Olhando para a Marinha, acho que os Comandantes têm, neste momento, uma
grande sensibilidade para a matéria. Da experiência que tenho e da maneira como fazem
perguntas, isso nota-se, porque uma coisa é perguntar na completa ignorância e outra é
perguntar com conhecimento. O Direito dos Conflitos Armados, embora seja básico, tem
muitas zonas cinzentas. Toda a gente sabe que não pode matar civis, que não pode destruir
objetos não militares nem cometer perfídia, ou seja, simular que se vai render e depois
atacar.
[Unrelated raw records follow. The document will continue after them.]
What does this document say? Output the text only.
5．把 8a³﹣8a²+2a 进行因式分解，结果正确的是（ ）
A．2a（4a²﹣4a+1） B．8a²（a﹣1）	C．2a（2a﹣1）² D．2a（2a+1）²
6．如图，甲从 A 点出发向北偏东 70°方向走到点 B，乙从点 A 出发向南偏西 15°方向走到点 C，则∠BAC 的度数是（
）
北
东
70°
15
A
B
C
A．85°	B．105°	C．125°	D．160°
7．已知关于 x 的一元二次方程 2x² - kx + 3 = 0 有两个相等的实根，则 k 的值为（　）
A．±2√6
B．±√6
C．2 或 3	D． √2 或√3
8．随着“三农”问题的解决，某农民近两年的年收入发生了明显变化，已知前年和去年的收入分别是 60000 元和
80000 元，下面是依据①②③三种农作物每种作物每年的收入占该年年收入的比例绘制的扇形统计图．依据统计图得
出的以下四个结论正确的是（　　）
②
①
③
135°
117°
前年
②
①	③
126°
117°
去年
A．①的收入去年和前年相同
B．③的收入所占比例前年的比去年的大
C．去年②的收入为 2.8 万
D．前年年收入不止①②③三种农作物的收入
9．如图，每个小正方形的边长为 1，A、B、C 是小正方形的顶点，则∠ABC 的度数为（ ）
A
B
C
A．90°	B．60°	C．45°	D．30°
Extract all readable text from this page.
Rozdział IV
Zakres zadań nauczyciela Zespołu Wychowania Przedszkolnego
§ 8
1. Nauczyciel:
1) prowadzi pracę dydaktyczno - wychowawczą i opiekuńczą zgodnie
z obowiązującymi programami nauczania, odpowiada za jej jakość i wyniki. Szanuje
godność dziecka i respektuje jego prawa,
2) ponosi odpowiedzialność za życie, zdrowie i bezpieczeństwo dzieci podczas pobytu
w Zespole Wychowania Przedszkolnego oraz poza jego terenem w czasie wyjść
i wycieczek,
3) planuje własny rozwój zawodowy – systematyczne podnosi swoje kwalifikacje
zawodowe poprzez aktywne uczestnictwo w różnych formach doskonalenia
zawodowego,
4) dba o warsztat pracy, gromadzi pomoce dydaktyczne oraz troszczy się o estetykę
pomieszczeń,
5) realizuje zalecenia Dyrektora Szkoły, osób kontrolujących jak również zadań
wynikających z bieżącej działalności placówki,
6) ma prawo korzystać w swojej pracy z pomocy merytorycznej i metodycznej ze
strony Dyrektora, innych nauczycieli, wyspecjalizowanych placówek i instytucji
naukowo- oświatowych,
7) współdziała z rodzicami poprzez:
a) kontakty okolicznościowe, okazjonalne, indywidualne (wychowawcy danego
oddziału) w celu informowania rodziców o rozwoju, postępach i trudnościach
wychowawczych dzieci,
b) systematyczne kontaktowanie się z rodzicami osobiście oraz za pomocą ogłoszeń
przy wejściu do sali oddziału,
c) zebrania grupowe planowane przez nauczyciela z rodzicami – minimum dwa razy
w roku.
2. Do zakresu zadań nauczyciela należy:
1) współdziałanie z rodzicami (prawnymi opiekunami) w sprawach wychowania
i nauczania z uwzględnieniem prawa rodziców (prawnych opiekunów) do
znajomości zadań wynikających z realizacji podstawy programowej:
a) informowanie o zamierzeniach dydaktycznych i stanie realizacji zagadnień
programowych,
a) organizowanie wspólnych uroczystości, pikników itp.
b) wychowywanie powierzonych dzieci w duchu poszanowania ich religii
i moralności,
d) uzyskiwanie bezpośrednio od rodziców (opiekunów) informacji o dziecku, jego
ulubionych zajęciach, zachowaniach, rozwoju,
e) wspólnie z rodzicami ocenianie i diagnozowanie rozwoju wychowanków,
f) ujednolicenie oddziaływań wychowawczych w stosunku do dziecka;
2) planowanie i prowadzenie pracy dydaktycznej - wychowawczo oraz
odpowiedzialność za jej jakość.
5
Se eu disser isto, disse o Direito dos Conflitos Armados todo, porque tudo se
integra nisto, enquanto o resto são zonas cinzentas. Diria que o Direito dos Conflitos
Armados também se aplica à pirataria, dado que, por decisão da NATO e da ONU se aplica
também às peace support operations e, de alguma forma, também em operações de law
enforcement.
Em termos de alterações, eu diria que é preciso, primeiramente, sermos mais joint,
no que diz respeito aos legal advisers. Na minha opinião, há um joint entre a Marina e a
Força Aérea, mas não o há com o Exército. E digo-o com factos. Já há muitos anos, desde
2003, que tenho legal advisers, não em operações, mas em exercícios. Sempre que havia
um exercício, mandava uma equipa de legal advisers, para irem aprendendo uns com os
outros e irem passando a palavra da experiência, pois um dos problemas que existe é que
um legal adviser que acabe de chegar do curso de direito e vá desempenhar funções de
legal adviser não tem muita credibilidade, pois por mais que perceba de direito, não tem
qualquer experiência. Assim, começamos a preparar pessoas que começavam a ter algum
“nome na praça”. Isto não é pela pessoa, mas para a organização, para que confiem em nós.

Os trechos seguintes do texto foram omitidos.